By Richard Nimmo, Managing Director, London, UK.

For many or even most of the people who interact with Blue Ventures we are likely to be regarded either as a conservation and research organisation or as an ethical tourism company.

This dual identity is because Blue Ventures was founded as a social enterprise with the aim of using business to finance conservation. Since Blue Ventures began operating in 2003 we have become much more than a tourism or conservation organisation as our projects have developed and expanded to help solve problems that we encounter in the communities that we work. The project list of Blue Ventures now includes: fisheries management, family planning and sexual health programmes, financing of fuel-efficient and solar stoves, endangered species research, eco-system economics, funding of schools scholarships and aquaculture, to name a few.

The social enterprise spirit that launched Blue Ventures in 2003 survives today and our ethical tourism company, Blue Ventures Expeditions, has provided sustainable funding for our conservation and research projects as well as donating all profits to our conservation charity, Blue Ventures Conservation.

So, in a week when BV staff were attending and presenting at a workshop in Rodrigues to share ideas and experiences about managing Octopus fisheries, and other BV staff were attending and presenting at a conference in London which is being held to provoke debate on the theme of human population growth and global carrying capacity, I attended a talk by Professor Muhammad Yunus at NESTA.

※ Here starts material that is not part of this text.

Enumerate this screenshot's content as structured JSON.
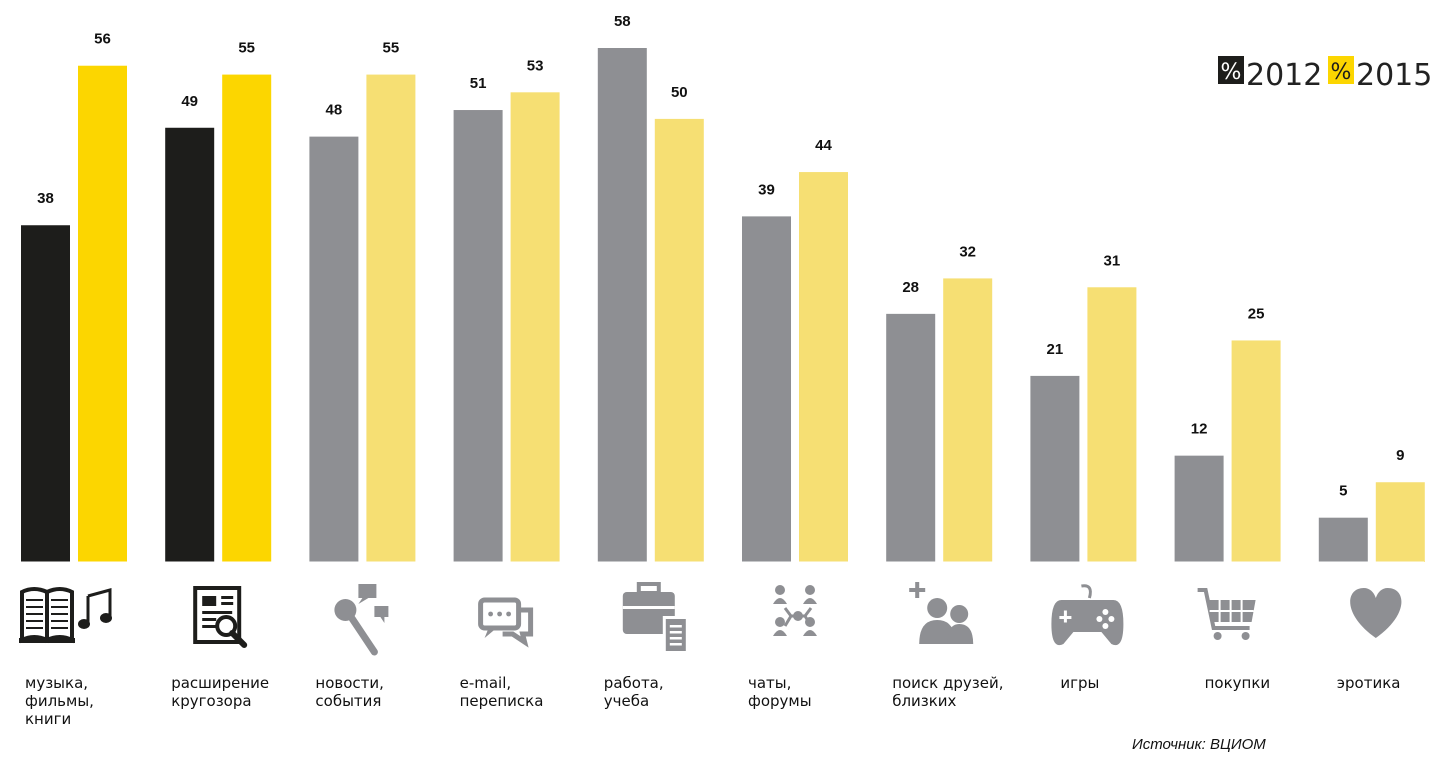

Professor Muhammad Yunus © NESTA

Professor Yunus founded the Grameen Bank in Bangladesh following a personal crusade to try to encourage the country’s banks to give loans to the poor. Professor Yunus and Grameen Bank launched the concept of microcredit and microfinance, a finance model that has given millions access to loans that were previously only available through local lenders at exorbitant rates of interest.

His business activities and social business model has inspired many social entrepreneurs to develop businesses that address needs that governments and traditional businesses fail to meet or ignore. At Blue Ventures we have always felt very strongly that businesses can benefit more than just their shareholders, Directors and staff and trail blazers like Professor Yunus can inspire and help us continue.

 

Posted by Richard Nimmo

Richard is our managing director, based in London. He first joined BV as a volunteer with an expedition to Andavadoaka, Madagascar in 2004. He was so moved by this experience that shortly after returning to London, he left his career in commercial broadcasting and went back to Andavadoaka as expeditions manager. After a year in Madagascar, Richard moved to our London office as managing director of expeditions.